Thursday, December 30, 2010

Portfolio Damagement Schemes and distributors

(This appeared in

A big fund house recently announced the redemption of a three year real estate PMS scheme. The investors were happy as they got back a total of one hundred and three percent of the money they invested. Yes, a pathetic return, but the investors were happy to see their principal back. Of course, it is more psychological than logical. In real terms, probably each investor lost around thirty percent of his principal, if inflation or purchasing power is factored in! Not a very prudential investment.
Several interesting takeaways from this:
i) Though the scheme collected money in 2007 (property prices even today are around fifty percent higher than that period), the investment must have been so bad that the net return to the investor is so pathetic. Or it is likely that the fund manager/s has done sweetheart deals with investee companies and made good money on the side;
ii) There would have been some investment costs (brokerage, due diligence etc);
iii) The distributor made a total of around five percent upfront, when he sold the scheme to the investor; and
iv) The AMC or the investment manager charged a three percent entry load and an annual management fee of two percent.

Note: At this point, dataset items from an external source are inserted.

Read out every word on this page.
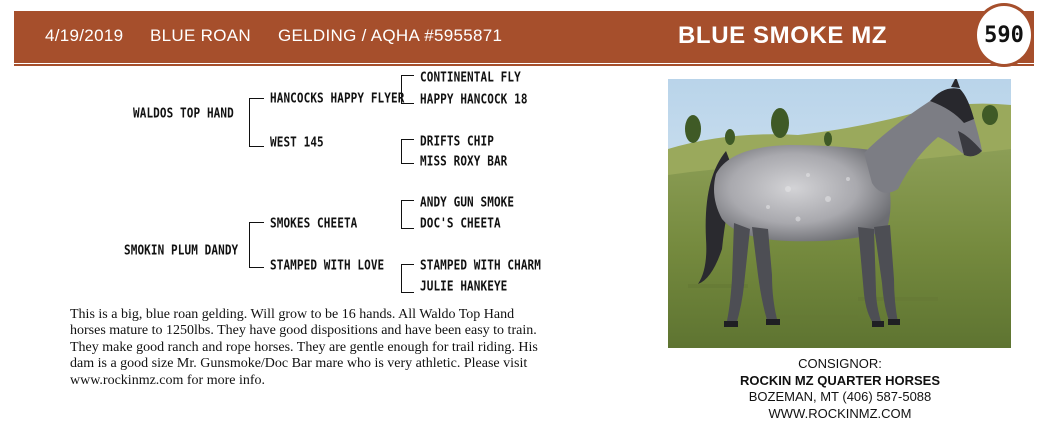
4/19/2019 BLUE ROAN GELDING / AQHA #5955871	BLUE SMOKE MZ	590
WALDOS TOP HAND
SMOKIN PLUM DANDY
HANCOCKS HAPPY FLYER
WEST 145
SMOKES CHEETA
STAMPED WITH LOVE
CONTINENTAL FLY
HAPPY HANCOCK 18
DRIFTS CHIP
MISS ROXY BAR
ANDY GUN SMOKE
DOC'S CHEETA
STAMPED WITH CHARM
JULIE HANKEYE

This is a big, blue roan gelding. Will grow to be 16 hands. All Waldo Top Hand

horses mature to 1250lbs. They have good dispositions and have been easy to train.

They make good ranch and rope horses. They are gentle enough for trail riding. His

dam is a good size Mr. Gunsmoke/Doc Bar mare who is very athletic. Please visit

www.rockinmz.com for more info.

CONSIGNOR:
ROCKIN MZ QUARTER HORSES
BOZEMAN, MT (406) 587-5088
WWW.ROCKINMZ.COM
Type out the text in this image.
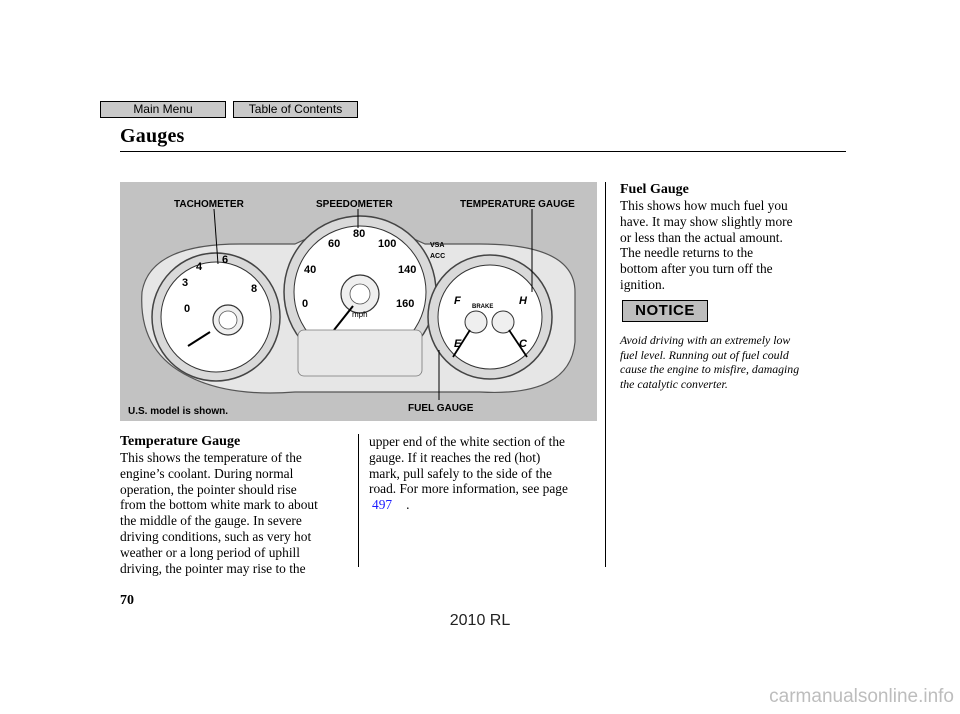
Main Menu	Table of Contents
Gauges
0
3
4
6
8
0
40
60
80
100
140
160
mph
F
E
H
C
BRAKE
VSA
ACC
TACHOMETER	SPEEDOMETER	TEMPERATURE GAUGE
FUEL GAUGE
U.S. model is shown.
Temperature Gauge

This shows the temperature of the
engine’s coolant. During normal
operation, the pointer should rise
from the bottom white mark to about
the middle of the gauge. In severe
driving conditions, such as very hot
weather or a long period of uphill
driving, the pointer may rise to the

upper end of the white section of the
gauge. If it reaches the red (hot)
mark, pull safely to the side of the
road. For more information, see page

497 .
Fuel Gauge

This shows how much fuel you
have. It may show slightly more
or less than the actual amount.
The needle returns to the
bottom after you turn off the
ignition.

NOTICE

Avoid driving with an extremely low
fuel level. Running out of fuel could
cause the engine to misfire, damaging
the catalytic converter.

70

2010 RL
carmanualsonline.info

Totally, the AMC made around nine percent of which five percent was given to the distributor. In effect, the AMC made four, the distributor five and the investor three! All the investment was of the investor. So, for the distributor and the investment manager, the return is infinite and for the investor, it is less than one percent per annum!
Alas, even today PMS schemes continue to lure investors.
The latest among the PMS schemes are the ‘debt’ PMS schemes, with return promises of around twenty percent per annum for three to five years. The collected money is lent to investment companies belonging to industrialists who in turn pledge their holdings in listed companies. The money is used by the investment companies to either buy more shares or to manipulate the share prices. Not all the investment companies are actually disclosed to be promoter entities as per the official records. And since there are no investment limits etc on PMS schemes, often, the entire pool of money is lent to one entity! This is nothing but backdoor money lending!
For selling these funds, the distributor can get two to five percent commission, upfront.
I happened to see a PMS account statement of a gentleman who had invested money in to a scheme focused on ‘consumption’ theme. In one year since investment, the person was down eleven percent, in spite of keeping cash balance of close to 45%! In the same period, the sensex has given a positive return of twenty percent! I found the arithmetic difficult to digest. My guess is that what I saw was just the snapshot of the statement date. Perhaps there has been active churning and trading which would have eaten away most of the money. Investors never seem to learn!
It is rare that PMS schemes give returns higher than the mutual funds. In spite of that, people with too much money, seem to get easily conned by the sales folk who push the PMS schemes at them because the selling commission is much higher than a mutual fund. It is time SEBI raised the minimum ticket size for PMS to at least a few crores of rupees. Then, it is a case of the rich putting their money knowingly. Today, people with less than even a crore of investment portfolio, are being lured in to PMS. Of course, they too do not deserve any sympathy, but greed is a normal human tendency and if the regulator can curb it somewhat, the investor who keeps away from such rotten schemes, would be protected.